Waging a Tinkerer’s War: Mechanical Spectacle
Escape Velocity Excerpts | Published on October 12, 2004
Chapter Three considers the machine art of rogue technologists like Mark Pauline, in which amok robots and humans menaced by heavy machinery dramatize popular anxieties over the growing autonomy of intelligent machines and the seeming obsolescence of humanity.
Pauline is the founder of Survival Research Laboratories, a loosely knit organization which has perfected a heavy metal theater of cruelty—scary, stupefyingly loud events in which remote-controlled weaponry, computer-directed robots, and reanimated roadkill do battle in a murk of smoke, flames, and greasy fumes.
A combination of killing field and carnival midway, SRL's theater of operations can be seen as a meditation on the game-like nature of military strategy, an object lesson in the theatrical unreality of war, or a black comedy about arms proliferation. "SRL shows are a satire of kill technology, an absurd parody of the military-industrial complex," says Pauline.

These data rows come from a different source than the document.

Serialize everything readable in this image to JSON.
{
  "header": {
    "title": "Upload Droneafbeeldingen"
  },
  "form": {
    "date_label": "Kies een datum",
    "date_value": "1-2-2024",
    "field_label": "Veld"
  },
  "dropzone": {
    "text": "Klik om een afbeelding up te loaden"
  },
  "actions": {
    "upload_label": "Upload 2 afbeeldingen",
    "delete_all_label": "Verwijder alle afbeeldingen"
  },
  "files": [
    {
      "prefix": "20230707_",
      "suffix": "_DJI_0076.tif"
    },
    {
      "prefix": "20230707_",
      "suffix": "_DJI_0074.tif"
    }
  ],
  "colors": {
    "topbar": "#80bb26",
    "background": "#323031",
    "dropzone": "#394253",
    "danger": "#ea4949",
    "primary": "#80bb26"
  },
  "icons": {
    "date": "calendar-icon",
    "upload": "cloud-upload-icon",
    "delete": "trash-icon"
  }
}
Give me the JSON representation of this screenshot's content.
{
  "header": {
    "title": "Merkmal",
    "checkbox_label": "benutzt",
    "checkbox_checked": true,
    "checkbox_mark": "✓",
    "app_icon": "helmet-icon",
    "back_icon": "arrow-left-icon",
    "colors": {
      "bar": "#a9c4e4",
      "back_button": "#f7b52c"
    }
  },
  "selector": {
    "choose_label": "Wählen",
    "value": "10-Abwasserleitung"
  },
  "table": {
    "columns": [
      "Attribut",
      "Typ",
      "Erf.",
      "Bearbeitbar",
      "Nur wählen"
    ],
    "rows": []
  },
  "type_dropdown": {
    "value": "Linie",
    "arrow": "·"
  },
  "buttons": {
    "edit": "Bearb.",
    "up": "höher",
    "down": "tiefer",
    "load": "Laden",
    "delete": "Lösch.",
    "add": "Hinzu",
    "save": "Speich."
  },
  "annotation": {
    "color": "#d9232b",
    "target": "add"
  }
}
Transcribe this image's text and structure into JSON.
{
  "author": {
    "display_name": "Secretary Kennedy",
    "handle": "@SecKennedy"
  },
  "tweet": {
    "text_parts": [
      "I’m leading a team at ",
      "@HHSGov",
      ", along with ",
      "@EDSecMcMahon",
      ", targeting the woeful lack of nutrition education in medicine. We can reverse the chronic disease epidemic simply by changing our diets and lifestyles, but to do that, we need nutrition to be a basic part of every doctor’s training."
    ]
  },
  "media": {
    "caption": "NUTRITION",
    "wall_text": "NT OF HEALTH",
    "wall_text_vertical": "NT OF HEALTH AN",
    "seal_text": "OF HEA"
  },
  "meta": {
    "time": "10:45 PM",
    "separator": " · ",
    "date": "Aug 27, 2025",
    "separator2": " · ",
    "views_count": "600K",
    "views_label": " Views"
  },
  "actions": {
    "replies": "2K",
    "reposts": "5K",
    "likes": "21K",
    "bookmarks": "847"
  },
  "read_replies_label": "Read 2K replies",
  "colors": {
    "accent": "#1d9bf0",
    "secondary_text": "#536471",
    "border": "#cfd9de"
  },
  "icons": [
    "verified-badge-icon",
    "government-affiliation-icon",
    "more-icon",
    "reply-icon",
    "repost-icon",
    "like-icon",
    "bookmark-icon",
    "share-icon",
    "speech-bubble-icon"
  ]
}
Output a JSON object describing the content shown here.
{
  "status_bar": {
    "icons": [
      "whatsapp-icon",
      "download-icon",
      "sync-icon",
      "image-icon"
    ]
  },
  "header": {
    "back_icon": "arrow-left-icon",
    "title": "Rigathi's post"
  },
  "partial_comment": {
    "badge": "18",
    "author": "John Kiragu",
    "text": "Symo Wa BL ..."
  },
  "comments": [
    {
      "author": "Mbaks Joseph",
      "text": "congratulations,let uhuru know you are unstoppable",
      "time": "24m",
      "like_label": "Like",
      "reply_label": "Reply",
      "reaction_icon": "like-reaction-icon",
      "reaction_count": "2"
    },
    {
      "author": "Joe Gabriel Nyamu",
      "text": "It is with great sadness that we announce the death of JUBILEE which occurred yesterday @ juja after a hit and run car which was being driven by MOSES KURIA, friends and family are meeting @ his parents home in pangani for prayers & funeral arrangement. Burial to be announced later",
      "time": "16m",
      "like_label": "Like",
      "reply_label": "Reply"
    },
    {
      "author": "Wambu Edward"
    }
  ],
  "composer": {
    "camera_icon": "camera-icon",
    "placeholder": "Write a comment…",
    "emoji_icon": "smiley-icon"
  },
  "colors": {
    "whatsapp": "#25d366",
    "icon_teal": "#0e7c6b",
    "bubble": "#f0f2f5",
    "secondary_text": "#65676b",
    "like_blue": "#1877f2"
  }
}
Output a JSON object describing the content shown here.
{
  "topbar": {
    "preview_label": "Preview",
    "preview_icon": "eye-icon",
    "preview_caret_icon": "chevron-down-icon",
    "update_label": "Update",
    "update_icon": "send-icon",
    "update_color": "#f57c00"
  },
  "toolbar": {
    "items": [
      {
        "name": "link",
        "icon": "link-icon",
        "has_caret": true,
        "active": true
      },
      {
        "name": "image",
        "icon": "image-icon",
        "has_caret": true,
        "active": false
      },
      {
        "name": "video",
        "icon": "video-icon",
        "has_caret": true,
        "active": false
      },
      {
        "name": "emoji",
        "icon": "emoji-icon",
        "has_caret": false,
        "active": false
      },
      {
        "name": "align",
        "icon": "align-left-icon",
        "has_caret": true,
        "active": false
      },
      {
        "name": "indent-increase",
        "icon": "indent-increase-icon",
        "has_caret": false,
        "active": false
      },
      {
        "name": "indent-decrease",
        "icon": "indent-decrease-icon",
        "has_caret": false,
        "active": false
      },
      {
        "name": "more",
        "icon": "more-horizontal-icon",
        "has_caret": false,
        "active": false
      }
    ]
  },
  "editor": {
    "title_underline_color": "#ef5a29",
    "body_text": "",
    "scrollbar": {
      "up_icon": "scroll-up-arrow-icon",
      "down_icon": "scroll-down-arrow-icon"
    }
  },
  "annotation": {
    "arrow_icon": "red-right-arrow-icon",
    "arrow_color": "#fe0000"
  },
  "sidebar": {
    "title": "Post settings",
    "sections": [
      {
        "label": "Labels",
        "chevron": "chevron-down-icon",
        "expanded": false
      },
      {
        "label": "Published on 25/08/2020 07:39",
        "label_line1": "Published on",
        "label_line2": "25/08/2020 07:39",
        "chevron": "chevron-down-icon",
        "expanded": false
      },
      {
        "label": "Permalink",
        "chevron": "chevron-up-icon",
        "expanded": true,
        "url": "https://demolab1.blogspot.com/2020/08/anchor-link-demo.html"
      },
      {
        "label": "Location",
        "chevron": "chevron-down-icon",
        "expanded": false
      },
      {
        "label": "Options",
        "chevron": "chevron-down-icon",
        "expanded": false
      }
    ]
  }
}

He and his dozen-odd, mostly male co-workers have stockpiled an arsenal in the machine shop where they live and work, on the outskirts of San Francisco's Mission District. One device, the Low-Frequency Generator, is a mobile, radio-controlled, reaction jet engine, modeled after the V-1 buzz bomb whose banshee shriek struck terror in Londoners during World War II. "We ran it and people heard it almost 12 miles away," says Pauline, with relish. "They had stories on the evening news asking anybody with information about the strange reverberations felt throughout the Bay Area to call the police. You can stand next to this thing and what it does to your brain is just...sublime. You feel as if there are rats in your chest. It shakes your eyeballs so much that they black out and come on again 45 times per second, creating a strobe effect. It's the sort of phenomenon that doesn't exist anywhere else on Earth."